Thursday, May 24, 2007

David Cook's Understanding Jihad

Not long ago I praised David Cook's book Martyrdom in Islam for shedding considerable light on important aspects of the evolution of Islam. I've now read his Understanding Jihad and am perhaps more impressed by this earlier book.

Once again Cook takes a single important issue in Islam and traces its significance over the centuries. Here he argues that the notion that military activity in the name of Islam is the "lesser jihad" and that (peaceful) religious and moral struggle is the "greater jihad" does not show up in texts written in Islamic languages for Islamic audiences. Indeed, the notion that the initial conquests in the name of Islam have always been taken as a confirmatory miracle demonstrating the truth of the Quran and its revelation, and as a result Islamic audiences have always been influenced by the notion that Islam would eventually spread across the whole earth and that fighting would be a legitimate part of that process.

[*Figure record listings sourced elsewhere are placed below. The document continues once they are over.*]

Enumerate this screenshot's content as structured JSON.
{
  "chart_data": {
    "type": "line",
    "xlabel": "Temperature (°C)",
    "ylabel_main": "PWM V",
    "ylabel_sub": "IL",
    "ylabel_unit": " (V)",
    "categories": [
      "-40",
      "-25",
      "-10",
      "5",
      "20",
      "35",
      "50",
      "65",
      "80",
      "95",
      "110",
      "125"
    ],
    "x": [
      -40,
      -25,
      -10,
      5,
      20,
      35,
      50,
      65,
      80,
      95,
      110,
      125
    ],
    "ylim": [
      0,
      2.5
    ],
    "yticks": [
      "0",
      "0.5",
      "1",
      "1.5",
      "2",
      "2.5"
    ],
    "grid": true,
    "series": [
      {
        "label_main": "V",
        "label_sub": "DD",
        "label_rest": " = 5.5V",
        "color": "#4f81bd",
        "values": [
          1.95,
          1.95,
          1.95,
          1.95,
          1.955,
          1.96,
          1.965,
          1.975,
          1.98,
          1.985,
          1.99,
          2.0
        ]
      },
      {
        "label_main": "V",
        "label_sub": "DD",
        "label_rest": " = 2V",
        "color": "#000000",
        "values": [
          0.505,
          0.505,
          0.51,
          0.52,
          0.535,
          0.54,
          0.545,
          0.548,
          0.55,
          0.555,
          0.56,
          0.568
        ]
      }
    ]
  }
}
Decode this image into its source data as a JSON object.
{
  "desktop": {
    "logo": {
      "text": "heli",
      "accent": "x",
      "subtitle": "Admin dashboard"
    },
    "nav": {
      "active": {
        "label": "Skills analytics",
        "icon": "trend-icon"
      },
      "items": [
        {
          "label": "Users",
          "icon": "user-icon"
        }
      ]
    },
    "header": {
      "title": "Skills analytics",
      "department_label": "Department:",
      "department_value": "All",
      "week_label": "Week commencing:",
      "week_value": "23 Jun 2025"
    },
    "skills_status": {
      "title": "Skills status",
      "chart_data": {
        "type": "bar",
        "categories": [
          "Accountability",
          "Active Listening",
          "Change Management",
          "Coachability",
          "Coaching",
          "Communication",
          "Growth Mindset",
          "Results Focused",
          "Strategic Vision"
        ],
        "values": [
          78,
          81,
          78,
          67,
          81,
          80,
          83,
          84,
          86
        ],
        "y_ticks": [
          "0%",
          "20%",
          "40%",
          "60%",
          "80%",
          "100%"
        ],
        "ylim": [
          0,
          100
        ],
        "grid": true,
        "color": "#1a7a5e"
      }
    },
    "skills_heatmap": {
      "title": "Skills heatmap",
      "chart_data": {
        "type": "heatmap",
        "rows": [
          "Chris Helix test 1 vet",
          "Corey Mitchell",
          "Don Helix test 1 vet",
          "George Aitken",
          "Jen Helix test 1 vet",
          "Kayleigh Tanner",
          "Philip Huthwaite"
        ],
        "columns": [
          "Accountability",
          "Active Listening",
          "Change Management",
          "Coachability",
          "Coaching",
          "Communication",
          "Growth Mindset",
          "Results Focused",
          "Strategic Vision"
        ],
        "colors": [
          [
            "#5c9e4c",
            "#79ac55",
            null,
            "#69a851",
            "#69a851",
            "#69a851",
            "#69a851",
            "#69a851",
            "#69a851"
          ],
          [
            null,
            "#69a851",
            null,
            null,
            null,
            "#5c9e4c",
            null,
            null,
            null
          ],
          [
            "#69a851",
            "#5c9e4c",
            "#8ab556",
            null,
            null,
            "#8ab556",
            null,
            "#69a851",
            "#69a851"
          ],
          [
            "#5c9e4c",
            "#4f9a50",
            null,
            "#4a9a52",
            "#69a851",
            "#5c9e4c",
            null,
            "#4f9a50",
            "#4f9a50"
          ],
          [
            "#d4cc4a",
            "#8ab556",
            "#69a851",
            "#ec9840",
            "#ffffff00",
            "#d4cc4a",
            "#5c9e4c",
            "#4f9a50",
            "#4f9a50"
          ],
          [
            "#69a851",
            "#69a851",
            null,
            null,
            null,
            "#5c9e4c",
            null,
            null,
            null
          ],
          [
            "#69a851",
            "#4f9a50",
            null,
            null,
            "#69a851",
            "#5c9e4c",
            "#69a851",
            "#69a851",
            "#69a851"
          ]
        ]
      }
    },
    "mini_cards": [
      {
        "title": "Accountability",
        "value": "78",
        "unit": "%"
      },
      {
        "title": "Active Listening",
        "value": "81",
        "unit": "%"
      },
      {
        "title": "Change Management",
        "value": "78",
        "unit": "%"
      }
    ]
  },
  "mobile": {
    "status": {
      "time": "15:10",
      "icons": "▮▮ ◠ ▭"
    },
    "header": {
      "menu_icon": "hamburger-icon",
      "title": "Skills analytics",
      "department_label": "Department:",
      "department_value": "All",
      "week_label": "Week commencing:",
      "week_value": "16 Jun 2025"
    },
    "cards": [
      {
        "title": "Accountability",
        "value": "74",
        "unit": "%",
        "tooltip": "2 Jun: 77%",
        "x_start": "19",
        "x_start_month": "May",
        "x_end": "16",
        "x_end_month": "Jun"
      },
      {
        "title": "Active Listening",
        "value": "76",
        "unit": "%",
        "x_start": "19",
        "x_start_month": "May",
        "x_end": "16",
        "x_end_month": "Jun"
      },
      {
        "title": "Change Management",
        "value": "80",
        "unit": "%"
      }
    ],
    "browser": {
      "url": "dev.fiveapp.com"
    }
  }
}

That notion made it particularly difficult for Muslims to tolerate 19th century European conquest of the Dar al-Islam and makes such incursions as the founding of Israel or the invasion of Iraq even more humiliating than they might be otherwise. He also argues that the rather muted response by Muslims (most of whom are no more bloodthirsty than anyone else) to the self-righteous claims of Muslim jihadists is rooted in the feeling that jihad is a legitimate and core part of the religion.

As in Martyrdom in Islam, Cook uses lots of primary materials and ranges over most of the Islamic world, putting jihad into all sorts of interesting contexts. Recommended.